Pages

vendredi 5 mars 2010

Tetris.
Aux alentours de ma 12e année, le Père Noël nous a offert, pour la fête de Nouvel An, un jeu électronique - tetris. Ma soeur étant encore trop petite pour ce type de jeu, c'était moi et ma mère qui nous disputions le droit d'y jouer. Le jeu était très captivant, nous pouvions passer des heures à appuyer sur les boutons... Je jouais mieux que ma mère, mais il m'a quand même fallu beaucoup de temps pour réussir à passer le niveau 9 du jeu, le plus avancé. Les pièces du jeu descendaient très vite, et il fallait être très adroit pour les caser là où il le fallait. A un certain moment, lorsque l'attention diminuait d'un rien, arrivait la première erreur, qui entraînait tout de suite une série d'autres, très vite, les pièces en désordre atteignaient le bord supérieur de l'écran et le jeu se terminait.
Au moment où l'on voyait la première erreur, on avait le choix entre reprendre vite ses esprits et essayer de la corriger, ou bien laisser tomber toutes les pièces, terminer cette partie (par un échec), et recommencer une autre. Le plus souvent, je choisissais la deuxième solution, trop accablée par l'erreur... Alors, je regardais tomber les pièces de tetris, dans le désordre, j'avais un fort sentiment d'impuissance, de déception, de qch d'incontrôlable et de dépassant mes forces...

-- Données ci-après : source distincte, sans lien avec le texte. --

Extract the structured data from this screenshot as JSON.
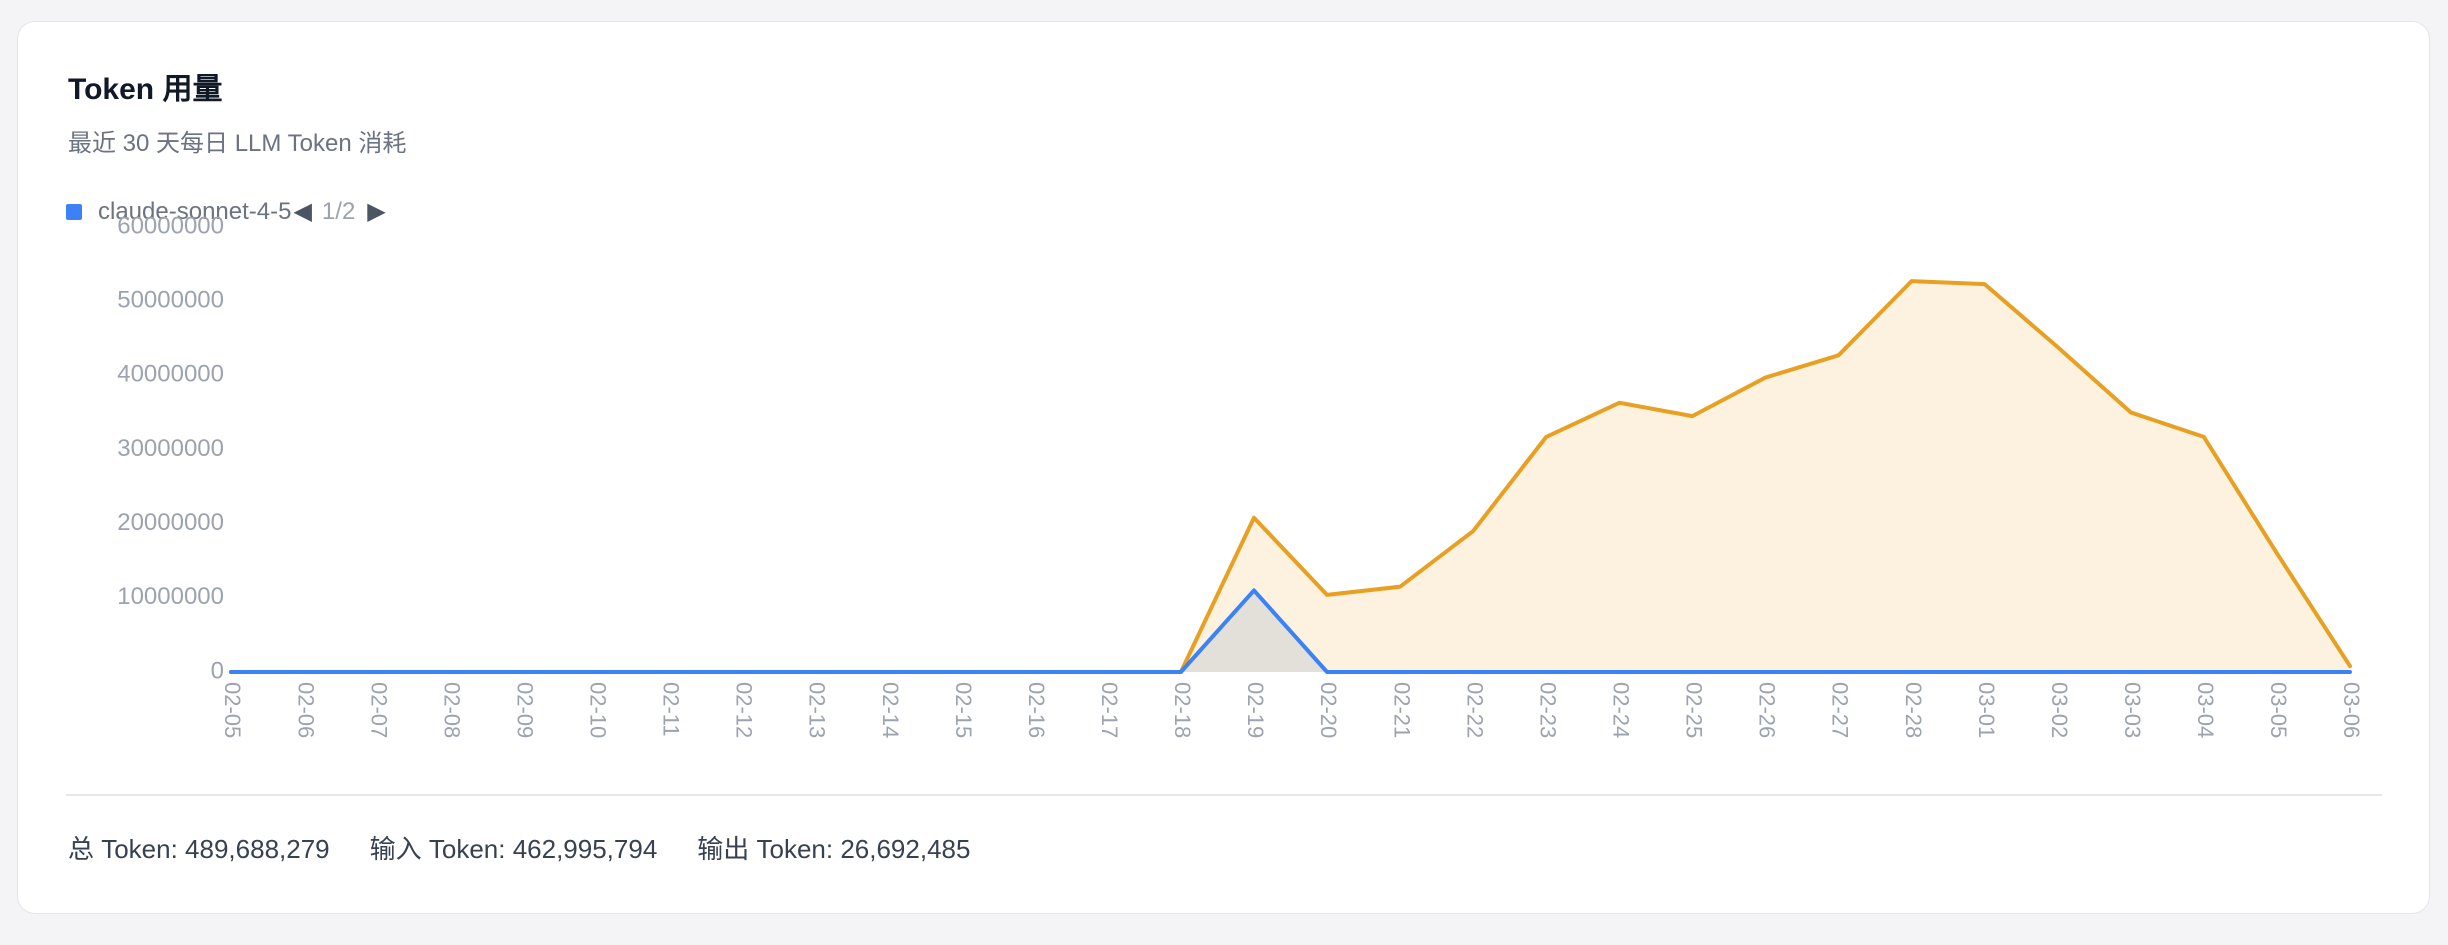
{
  "card": {
    "title": "Token 用量",
    "subtitle": "最近 30 天每日 LLM Token 消耗"
  },
  "legend": {
    "label": "claude-sonnet-4-5",
    "prev_icon": "◀",
    "page": "1/2",
    "next_icon": "▶"
  },
  "totals": {
    "total": "总 Token: 489,688,279",
    "input": "输入 Token: 462,995,794",
    "output": "输出 Token: 26,692,485"
  },
  "chart_data": {
    "type": "area",
    "categories": [
      "02-05",
      "02-06",
      "02-07",
      "02-08",
      "02-09",
      "02-10",
      "02-11",
      "02-12",
      "02-13",
      "02-14",
      "02-15",
      "02-16",
      "02-17",
      "02-18",
      "02-19",
      "02-20",
      "02-21",
      "02-22",
      "02-23",
      "02-24",
      "02-25",
      "02-26",
      "02-27",
      "02-28",
      "03-01",
      "03-02",
      "03-03",
      "03-04",
      "03-05",
      "03-06"
    ],
    "yticks": [
      "0",
      "10000000",
      "20000000",
      "30000000",
      "40000000",
      "50000000",
      "60000000"
    ],
    "ylim": [
      0,
      60000000
    ],
    "series": [
      {
        "name": "claude-sonnet-4-5",
        "color": "#3b82f6",
        "fill": "#e3e0da",
        "values": [
          0,
          0,
          0,
          0,
          0,
          0,
          0,
          0,
          0,
          0,
          0,
          0,
          0,
          0,
          11000000,
          0,
          0,
          0,
          0,
          0,
          0,
          0,
          0,
          0,
          0,
          0,
          0,
          0,
          0,
          0
        ]
      },
      {
        "color": "#e8a023",
        "fill": "#fdf1df",
        "values": [
          0,
          0,
          0,
          0,
          0,
          0,
          0,
          0,
          0,
          0,
          0,
          0,
          0,
          0,
          20800000,
          10400000,
          11500000,
          19000000,
          31700000,
          36300000,
          34500000,
          39700000,
          42700000,
          52700000,
          52300000,
          43800000,
          35000000,
          31700000,
          16000000,
          800000
        ]
      }
    ],
    "grid": false,
    "legend_position": "top-left"
  }
}
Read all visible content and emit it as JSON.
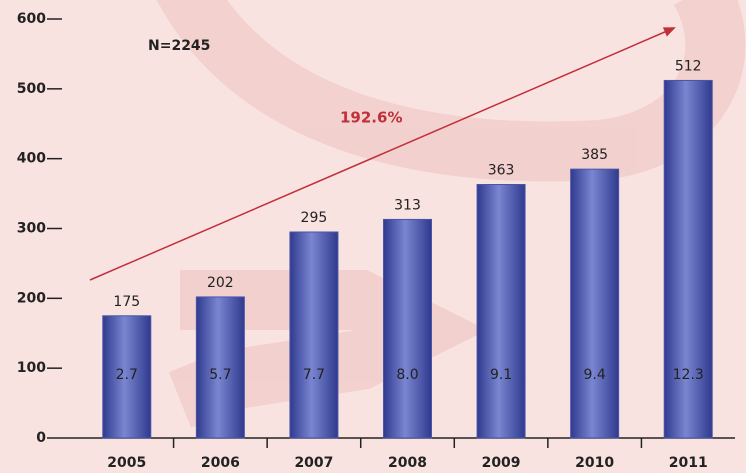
{
  "chart_data": {
    "type": "bar",
    "categories": [
      "2005",
      "2006",
      "2007",
      "2008",
      "2009",
      "2010",
      "2011"
    ],
    "values": [
      175,
      202,
      295,
      313,
      363,
      385,
      512
    ],
    "inner_values": [
      2.7,
      5.7,
      7.7,
      8.0,
      9.1,
      9.4,
      12.3
    ],
    "inner_value_labels": [
      "2.7",
      "5.7",
      "7.7",
      "8.0",
      "9.1",
      "9.4",
      "12.3"
    ],
    "color": "#4a55a8",
    "ylim": [
      0,
      600
    ],
    "yticks": [
      0,
      100,
      200,
      300,
      400,
      500,
      600
    ],
    "annotations": [
      "N=2245",
      "192.6%"
    ],
    "trend_color": "#c0303a"
  }
}
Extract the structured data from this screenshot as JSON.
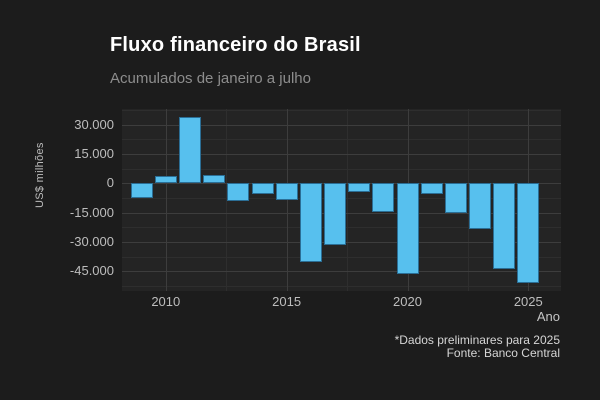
{
  "header": {
    "title": "Fluxo financeiro do Brasil",
    "subtitle": "Acumulados de janeiro a julho"
  },
  "chart_data": {
    "type": "bar",
    "title": "Fluxo financeiro do Brasil",
    "subtitle": "Acumulados de janeiro a julho",
    "xlabel": "Ano",
    "ylabel": "US$ milhões",
    "x": [
      2009,
      2010,
      2011,
      2012,
      2013,
      2014,
      2015,
      2016,
      2017,
      2018,
      2019,
      2020,
      2021,
      2022,
      2023,
      2024,
      2025
    ],
    "values": [
      -7500,
      3700,
      34000,
      4300,
      -9200,
      -5200,
      -8700,
      -40400,
      -31300,
      -4500,
      -14500,
      -46400,
      -5400,
      -15300,
      -23100,
      -43900,
      -50800
    ],
    "ylim": [
      -55000,
      38000
    ],
    "yticks": [
      30000,
      15000,
      0,
      -15000,
      -30000,
      -45000
    ],
    "ytick_labels": [
      "30.000",
      "15.000",
      "0",
      "-15.000",
      "-30.000",
      "-45.000"
    ],
    "minor_yticks": [
      37500,
      22500,
      7500,
      -7500,
      -22500,
      -37500,
      -52500
    ],
    "xticks": [
      2010,
      2015,
      2020,
      2025
    ],
    "xtick_labels": [
      "2010",
      "2015",
      "2020",
      "2025"
    ],
    "minor_xticks": [
      2012.5,
      2017.5,
      2022.5
    ],
    "grid": true,
    "legend": false,
    "bar_color": "#57c0ee",
    "bar_border_color": "#2b6e95",
    "panel_bg": "#242424",
    "figure_bg": "#1c1c1c"
  },
  "footer": {
    "note": "*Dados preliminares para 2025",
    "source": "Fonte: Banco Central"
  }
}
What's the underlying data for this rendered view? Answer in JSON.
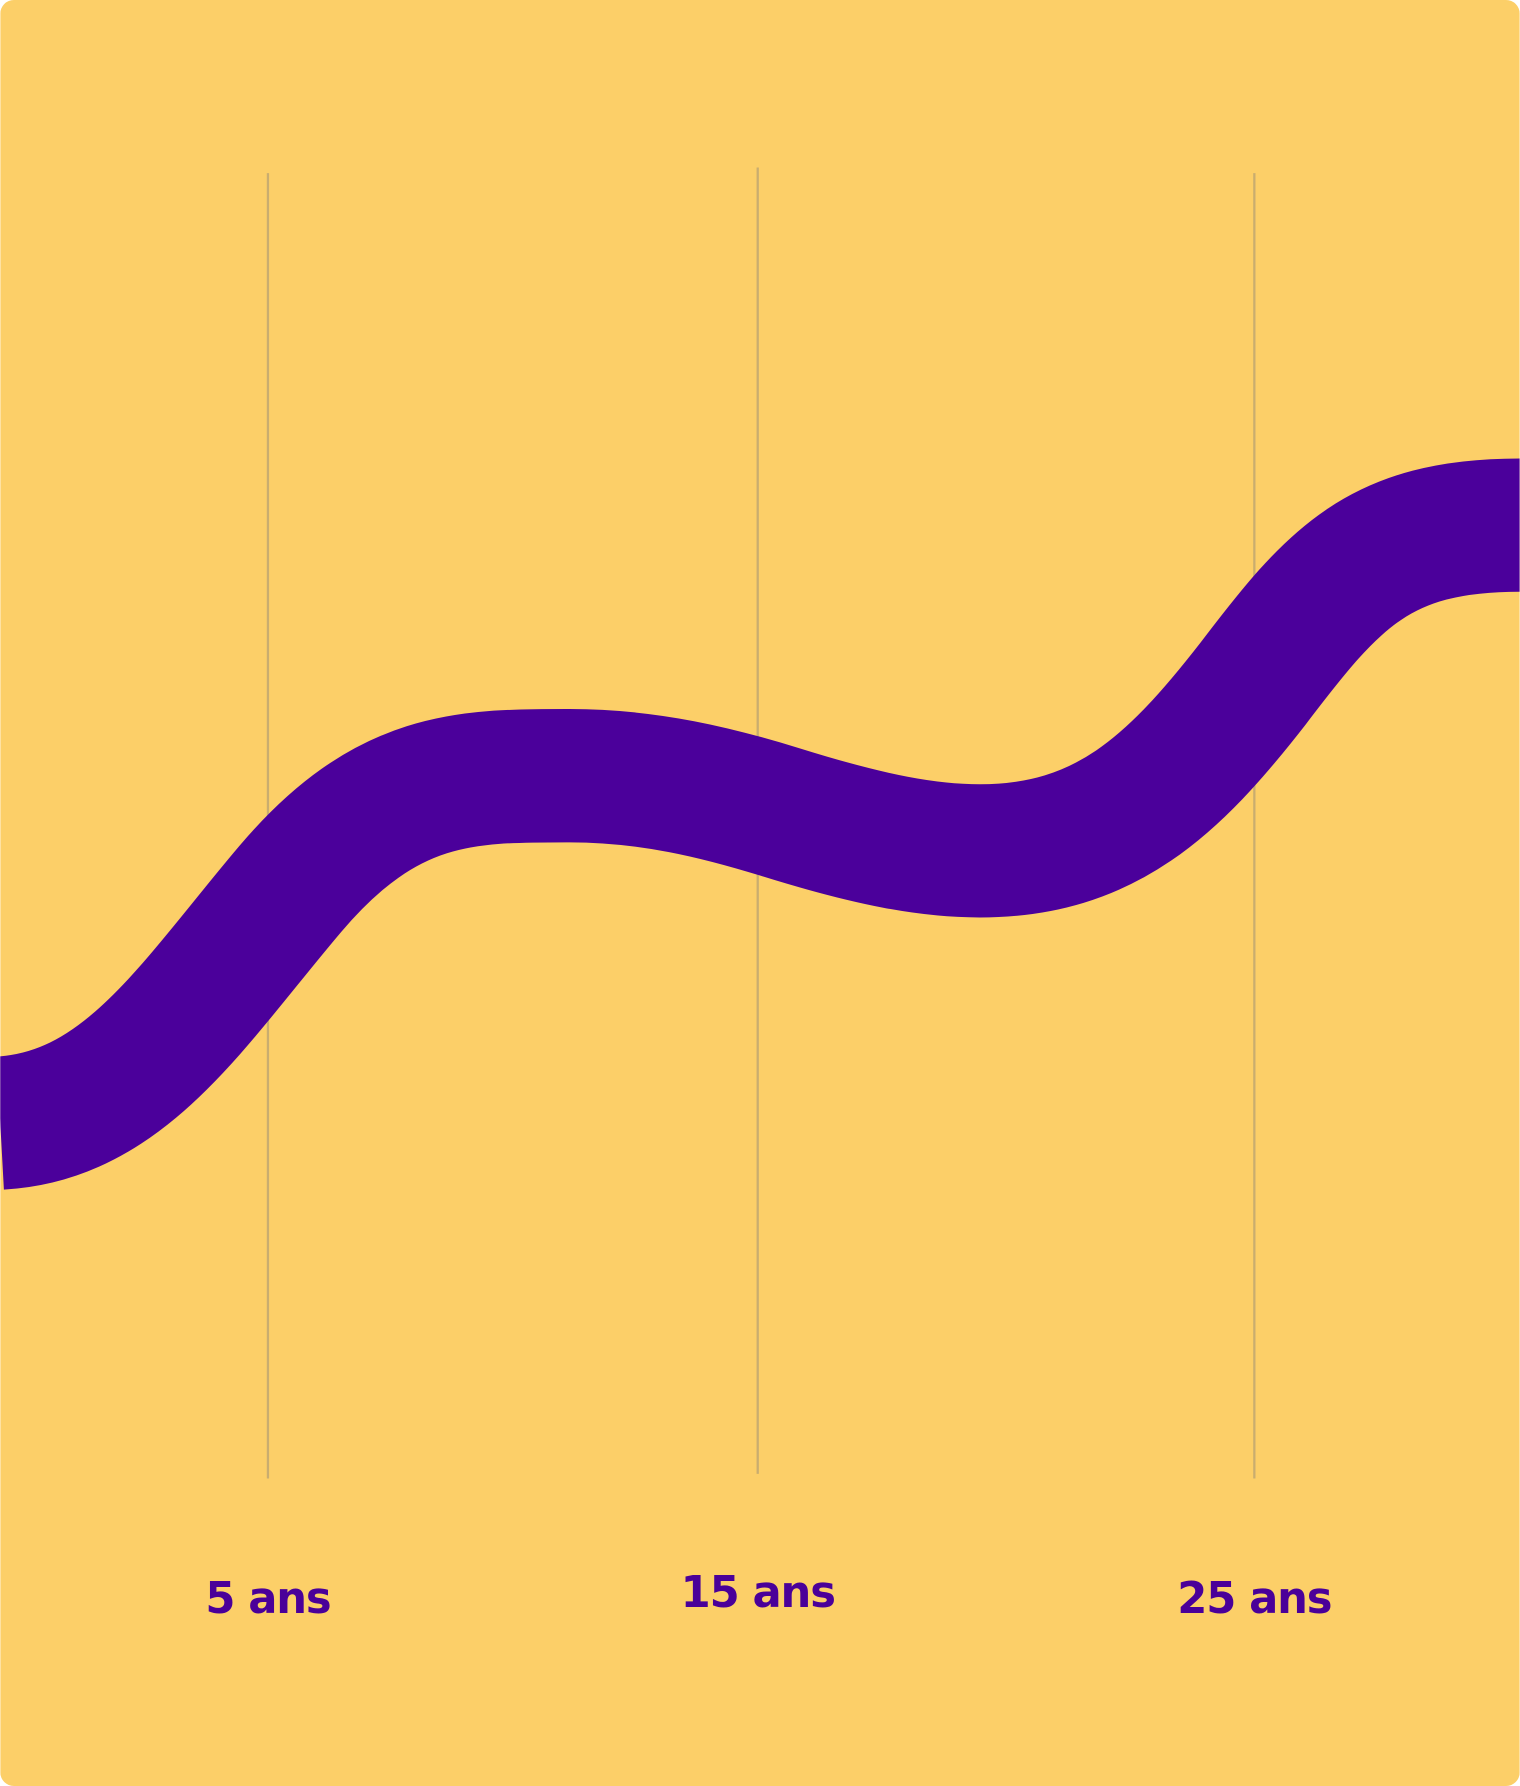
{
  "axis_labels": [
    "5 ans",
    "15 ans",
    "25 ans"
  ]
}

Après les vacances du Nouvel An 2002, je devais rentrer à SPb, le billet de train avait déjà été acheté. J'avais 22 ans, j'étais en 1 année de doctorat, et je devais commencer mon stage pédagogique à la faculté de RGPU au deuxième semestre. Je quittais notre village un soir de janvier, pour aller en bus à Syktyvkar (où je devais prendre mon train). Comme toujours dans ces cas-là, je passais par la rue de mes grand-parents, pour leur dire au revoir. Comme toujours... Tout était comme toujours, sauf mon grand-père. Il avait un cancer de poumon, diagnostiqué très tard, et il était en train de mourir lentement, sans même savoir de quoi il souffrait (on lui cachait le diagnostique). Il était tout le temps allongé sur son canapé, sans force, avec des douleurs partout. Ma grand-mère connaissait la maladie de mon grand-père et souvent pleurait en cachette. L'état de mon grand-père se dégradait de jour en jour: selon les médecins, il ne lui restait plus beaucoup de temps...
Ce soir-là, je savais, que j'allais le voir pour la dernière fois. C'était l'homme le plus proche de moi, non seulement parmi toute ma famille, mais parmi tout le monde des êtres vivants. Mon unique ami. Je savais qu'il ne fallait pas pleurer devant lui, j'avais des bourdonnements dans ma tête, et je n'imaginais pas lui dire adieu...
Juste avant notre sortie de la maison de mes parents (mes parents m'accompagnaient tous les deux), l'électricité dans tout le village a été coupé. Cela arrivait souvent dans le village, à cause des vents violents et du froid, on y était habitué.
Lorsqu'on est arrivé chez mes grands-parents, ma grand-mère avait déjà allumé une bougie dans la cuisine. Mon grand-père était allongé dans le salon.
Je suis entrée chez lui, ma grand-mère a apporté une bougie qu'elle a mis sur la table. J'étais devant lui. Je repoussais la conscience d'une "Dernière fois". Ma voix se devais d'être optimiste et encourageante, pensais-je. "Grand-père! Je pars! Allez, soigne-toi bien!" Il s'est tourné vers moi, sans se lever. "Oui, vas-y". Il était dans la pénombre, la flamme de la bougie avait des spasmes violents, les ombres dansaient sur son corps. Il m'a tendu sa main. "AU REVOIR, Grand-père". Sans tourner la tête, j'ai vu derrière mon dos ma grand-mère prendre le bout de son fichu dans sa bouche pour étouffer des sanglots, ma mère pleurait sans aucun bruit dans le noir à deux pas de moi. Mon père a disparu. Tout était presque surréaliste, comme dans un cauchemar.
...Le temps de lui tendre ma main m'a paru d'être une éternité et en même temps le temps le plus court qui soit. Je ne devais pas pleurer! Je serrais sa main, et le monde s'écroulait autour de moi...
Tetris, tetris...
Les pièces incontrôlables tombent avec une vitesse effrayante. Elles m'anéantissent, détruisent le monde qui est le mien.
Tetris, je ne connais pas de pire sentiment.